13 de outubro de 2013

desafio criativo - sonho.

sonho-te,
em contornos perfeitos,
em gestos sem preconceitos.
sem medidas,
sem rotinas,
sem religião nem doutrinas.

sonho-te,
e em todos eles, sem excepção,
és repetição,
tentação,
repetição,
atracção,
repetição.

sonho-te,
em contornos perfeitos,
em gestos sem preconceitos.
sem medidas,
sem rotinas,
sem religião, nem doutrinas.

sonho-te em repetição
querendo-te por antecipação, 
sabendo que, ao acordar, serás apenas contradição.

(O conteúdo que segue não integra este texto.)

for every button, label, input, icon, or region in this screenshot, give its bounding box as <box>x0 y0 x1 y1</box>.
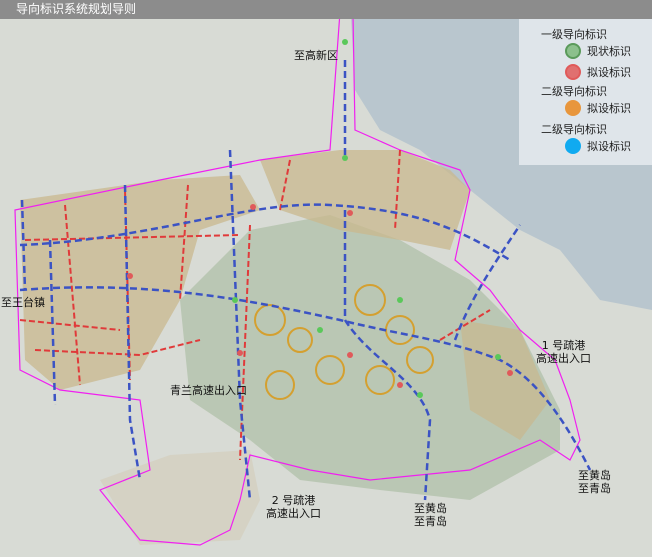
legend-item-existing: 现状标识 <box>565 43 631 59</box>
direction-arrows <box>19 60 592 501</box>
sign-points <box>127 39 513 398</box>
legend: 一级导向标识 现状标识 拟设标识 二级导向标识 拟设标识 二级导向标识 拟设标识 <box>519 19 652 165</box>
green-circle-icon <box>565 43 581 59</box>
label-line: 至青岛 <box>578 482 611 495</box>
planning-boundary <box>14 11 581 546</box>
label-port1: 1 号疏港 高速出入口 <box>536 339 591 365</box>
label-line: 至黄岛 <box>578 469 611 482</box>
legend-item-planned-red: 拟设标识 <box>565 64 631 80</box>
green-area <box>180 215 560 500</box>
legend-label: 拟设标识 <box>587 66 631 79</box>
development-zone-east <box>460 320 550 440</box>
label-south: 至黄岛 至青岛 <box>414 502 447 528</box>
legend-label: 拟设标识 <box>587 140 631 153</box>
label-line: 至青岛 <box>414 515 447 528</box>
label-line: 高速出入口 <box>536 352 591 365</box>
title-bar: 导向标识系统规划导则 <box>0 0 652 19</box>
development-zone-north <box>260 150 470 250</box>
orange-dot-icon <box>565 100 581 116</box>
legend-level1: 一级导向标识 <box>541 28 607 41</box>
legend-item-blue: 拟设标识 <box>565 138 631 154</box>
label-qinglan: 青兰高速出入口 <box>170 384 247 397</box>
label-port2: 2 号疏港 高速出入口 <box>266 494 321 520</box>
label-wangtai: 至王台镇 <box>1 296 45 309</box>
legend-label: 拟设标识 <box>587 102 631 115</box>
blue-dot-icon <box>565 138 581 154</box>
label-southeast: 至黄岛 至青岛 <box>578 469 611 495</box>
label-line: 2 号疏港 <box>271 494 316 507</box>
label-line: 至黄岛 <box>414 502 447 515</box>
red-circle-icon <box>565 64 581 80</box>
label-line: 高速出入口 <box>266 507 321 520</box>
legend-level2b: 二级导向标识 <box>541 123 607 136</box>
legend-level2a: 二级导向标识 <box>541 85 607 98</box>
legend-label: 现状标识 <box>587 45 631 58</box>
label-line: 1 号疏港 <box>541 339 586 352</box>
development-zone-west <box>20 175 260 390</box>
legend-item-orange: 拟设标识 <box>565 100 631 116</box>
label-gaoxin: 至高新区 <box>294 49 338 62</box>
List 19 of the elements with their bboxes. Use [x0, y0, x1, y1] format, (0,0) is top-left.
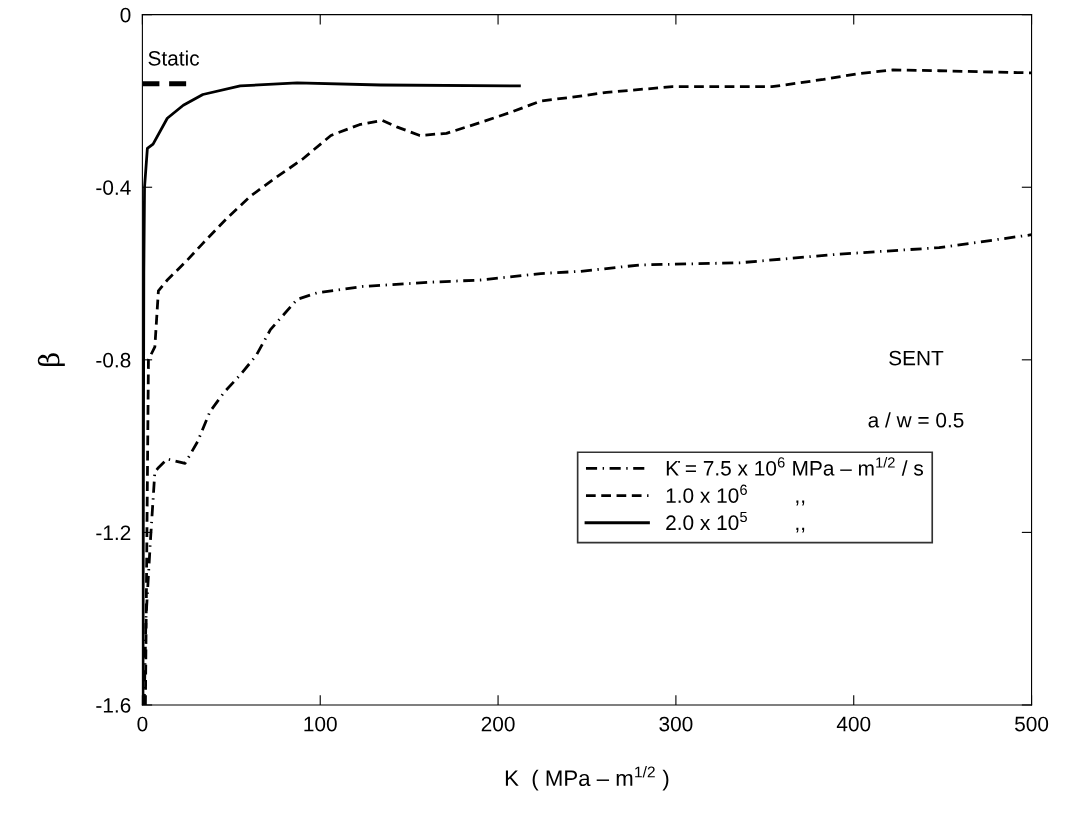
- x-axis-title: K ( MPa – m$^{1/2}$ ): [505, 766, 669, 791]
- y-tick-label: 0: [120, 7, 131, 23]
- x-tick-label: 200: [481, 716, 515, 732]
- y-tick-label: -0.4: [96, 180, 131, 195]
- y-tick-label: -0.8: [96, 352, 131, 368]
- annotation: a / w = 0.5: [868, 412, 964, 428]
- annotation: Static: [148, 50, 200, 66]
- y-axis-title: β: [37, 353, 65, 367]
- x-tick-label: 400: [836, 716, 871, 732]
- x-tick-label: 300: [659, 716, 693, 732]
- y-tick-label: -1.2: [96, 525, 131, 540]
- y-tick-label: -1.6: [96, 697, 131, 713]
- text: 1.0 x 10$^{6}$ ,,: [666, 484, 805, 506]
- annotation: SENT: [889, 350, 944, 366]
- x-tick-label: 0: [137, 716, 148, 732]
- x-tick-label: 100: [304, 716, 337, 732]
- text: 2.0 x 10$^{5}$ ,,: [666, 511, 805, 533]
- x-tick-label: 500: [1015, 716, 1049, 732]
- legend-label: K̇ = 7.5 x 10$^{6}$ MPa – m$^{1/2}$ / s: [666, 456, 923, 476]
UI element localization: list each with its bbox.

Acordo e és o sonho desfeito,
na contramão dos meus dias.
és tudo o que não és quando te sonho:
não és nada nem ninguém.

diz-me só, quando adormeces?!
estou exausta de tanto vaivém.



31 de julho de 2013

histórias d'O indivíduo

era só mais um indivíduo, no meio de tantos outros desvairados, que se veio a tornar O indivíduo, o responsável por desconstruir todas as crenças banais. e O indíviduo todos os dias, sem excepção, passeava pelas ruas de lisboa com o único objetivo de transmitir a sua arte.
é parte integral da condição humana tornar o inacreditável acreditável, ouviste jovem?
estranhei a abordagem desligada de boas maneiras e preocupada apenas com a mensagem. fingi não ouvir, segui o meu caminho não conseguindo não pensar.
é parte integral da condição humana tornar o impossível possível, ouviste jovem?
é parte integral da condição humana tornar o sobrenatural natural, ouviste jovem?
é parte integral da condição humana tornar o lógico ilógico, o mágico mundano, retirar prazer do desprazer, ouviste bem? 
habituei-me à sua presença e comecei a procurá-lo todos os dias, também eu sem excepção.
encontras conforto no desconforto, sabias?
encontras agradabilidade no desagradável, já to disse?
era isto, uma frase, uma simples frase dita a cada novo dia que passava. e ecoava em mim, obrigando-me a questionar minha tão aclamada zona de conforto.
saboreia o dissabor e encoraja-te perante o desencorajador.
comecei a sentir-me familiarizada com as pessoas que, assim como eu, todos os dias esperavam o desvairado que se tornou O indivíduo para muitos.
acredita deslumbradamente, tudo é mágico, tudo é magnífico.
foi esta a sua última frase. com isto desapareceu, mas todos os dias, sem excepção, sorrio às pessoas que, como eu, continuam à sua procura, não querendo deixar de pensar,questionar, viver.









8 de julho de 2013

passo inseguro

vou caminhando sem rumo certo. vou pelas ruas repletas de calçada insegura, evitando tropeçar no alvoroço. vou certa, ainda que sem rumo. vou caminhando em jardins com sol de fim de tarde e calor de meio dia. vou caminhando em noites escuras com cheiro a verão e em areia fina que escapa entre os dedos. vou certa, ainda que sem rumo. e sempre chego. e chego certa.

27 de junho de 2013

escreve

escreve. escreve porque queres, sempre porque queres. não escrevas palavras com as quais não tens uma boa relação. desconstrói as palavras, mas escreve. cria o teu dicionário, mas escreve. escreve com gosto, por gosto.
escreve. escreve porque queres, sempre porque queres. escreve palavras que não serão ditas de outra forma. agarra o papel e escreve. liga a máquina e escreve. fecha os olhos e escreve. escreve muito ou pouco, mas escreve.
escreve. sempre porque queres, àqueles que não queres e aos que o querer não chega.


14 de junho de 2013

jornada gramatical

quero as pausas, as vírgulas, os dois pontos e  até mesmo o travessão (esse que em dias também serve de travesseiro). que os pleonasmos se intensifiquem e que as sinestesias agridoces me despertem novas sensações. dispenso as hipérboles, e as antíteses cheias de nada pouco me dizem. não me venham com eufemismos e, acima de tudo, brindemos com e às onomatopeias (tchim tchim).